May 14th, 2017
10:53 am
Web App container layout– how to fill space to right

Posted under Angular & CSS & PrimeNG
Tags , ,

I was trying to allow a left div for a menu to have a percentage width, possibly with a fixed min-width.

I then wanted to add a right div which filled all the remaining space to the right, to form a content pane.

My initial attempts which failed were:-

1/ Float both divs left – this partly works e.g. if I gave 25% width to the left and 75% width to the right, i.e. I had to assign width. If I then gave a min-width to the left, the right div drops underneath when the min-width kicks in.

2/ Per this post here, I took the float out of the right div. Whilst it extended to fill the right hand space, it also filled the left hand space, and placing e.g. a PrimeNG toolbar in the right hand pane resulted in a mess where the height of the toolbar filled the whole height of both divs. This was all due to the interaction of the floated and non floated div – the non floated one just flowed around the left hand floated div, and its content was in fact also hiding underneath the right one. In fact the comments mention that the proposed solution in the post does not work exactly as I found.

Finally an interesting solution which did work is this post here. The right float is not floated but is set to overflow:hidden. This triggers a Block Formatting Context, which interacts with the float to fill the remaining space. The right div becomes a BFC which prevents sibling floats from intruding on them, and also prevents descendant floats from escaping. The post explains the details on this well.

This worked correctly, even when the min-width was used in conjunction with a percentage width for the left div. A plunker showing a simple example of the BFC may be found here.

In the end I abandoned this approach of rolling my own layout. I was using PrimeNG components, and PrimeNG comes with a Grid CSS layout component which does full responsive 12 column based layout. It is nestable, and adaptable automatically for different screen widths via media queries. It is also used internally for the PrimeNG components, so will play nicely with them and will be less prone to side effects. I note from the comments that Bootstrap responsive column layout does not work well with PrimeNG, so I stuck with PrimeNG as it is flexible and easy to use.

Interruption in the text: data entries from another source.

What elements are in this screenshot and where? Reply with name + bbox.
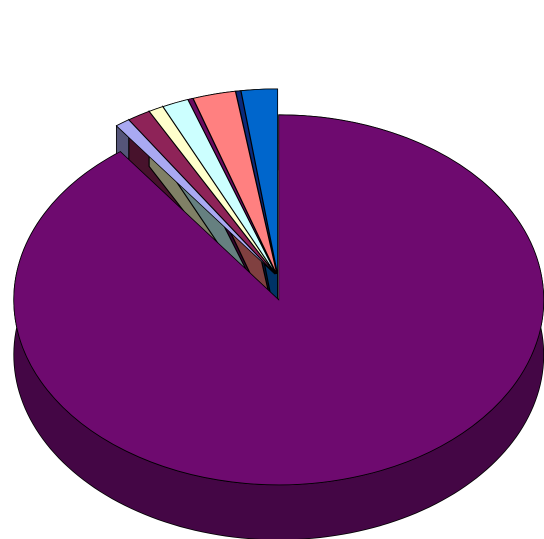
pie-slice-8 — [235, 90, 278, 275]
pie-slice-9 — [240, 88, 279, 274]
pie-tops-layer — [13, 88, 544, 486]
pie-slice-1 — [13, 114, 544, 486]
pie-slice-6 — [187, 97, 277, 275]
pie-slice-7 — [192, 90, 278, 275]
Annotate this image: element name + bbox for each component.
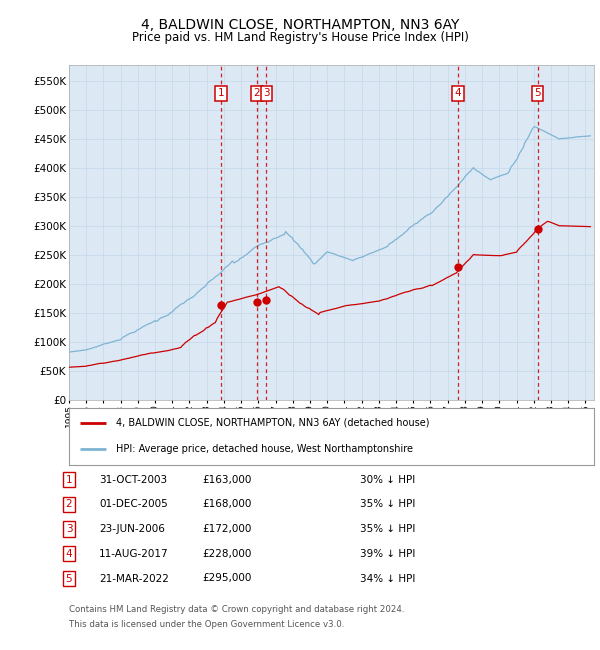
Text: £168,000: £168,000 — [203, 499, 252, 510]
Text: 3: 3 — [65, 524, 73, 534]
Text: 01-DEC-2005: 01-DEC-2005 — [99, 499, 168, 510]
Text: 4: 4 — [455, 88, 461, 98]
Text: £295,000: £295,000 — [203, 573, 252, 584]
Text: £172,000: £172,000 — [203, 524, 252, 534]
Text: £228,000: £228,000 — [203, 549, 252, 559]
Text: 2: 2 — [254, 88, 260, 98]
Text: 3: 3 — [263, 88, 270, 98]
Text: 35% ↓ HPI: 35% ↓ HPI — [360, 524, 415, 534]
Text: 5: 5 — [534, 88, 541, 98]
Text: 1: 1 — [218, 88, 224, 98]
Text: HPI: Average price, detached house, West Northamptonshire: HPI: Average price, detached house, West… — [116, 445, 413, 454]
Text: 5: 5 — [65, 573, 73, 584]
Text: 11-AUG-2017: 11-AUG-2017 — [99, 549, 169, 559]
Text: 21-MAR-2022: 21-MAR-2022 — [99, 573, 169, 584]
Text: This data is licensed under the Open Government Licence v3.0.: This data is licensed under the Open Gov… — [69, 620, 344, 629]
Text: 35% ↓ HPI: 35% ↓ HPI — [360, 499, 415, 510]
Text: 4: 4 — [65, 549, 73, 559]
Text: Contains HM Land Registry data © Crown copyright and database right 2024.: Contains HM Land Registry data © Crown c… — [69, 605, 404, 614]
Text: 1: 1 — [65, 474, 73, 485]
Text: 23-JUN-2006: 23-JUN-2006 — [99, 524, 165, 534]
Text: 34% ↓ HPI: 34% ↓ HPI — [360, 573, 415, 584]
Text: 2: 2 — [65, 499, 73, 510]
Text: £163,000: £163,000 — [203, 474, 252, 485]
Text: 4, BALDWIN CLOSE, NORTHAMPTON, NN3 6AY: 4, BALDWIN CLOSE, NORTHAMPTON, NN3 6AY — [141, 18, 459, 32]
Text: 4, BALDWIN CLOSE, NORTHAMPTON, NN3 6AY (detached house): 4, BALDWIN CLOSE, NORTHAMPTON, NN3 6AY (… — [116, 418, 430, 428]
Text: 39% ↓ HPI: 39% ↓ HPI — [360, 549, 415, 559]
Text: 31-OCT-2003: 31-OCT-2003 — [99, 474, 167, 485]
Text: Price paid vs. HM Land Registry's House Price Index (HPI): Price paid vs. HM Land Registry's House … — [131, 31, 469, 44]
Text: 30% ↓ HPI: 30% ↓ HPI — [360, 474, 415, 485]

Another alternative for grid layout which is big in this area is Foundation, which is also reviewed and compared with Bootstrap here. Bootstrap may be found here. Both Foundation and Bootstrap are frameworks offering components and css/theming as well as grid layout so would likely fight with Primefaces as this post indicates. It looks like you may be able to just get the grid with Foundation by now, not sure with Bootstrap.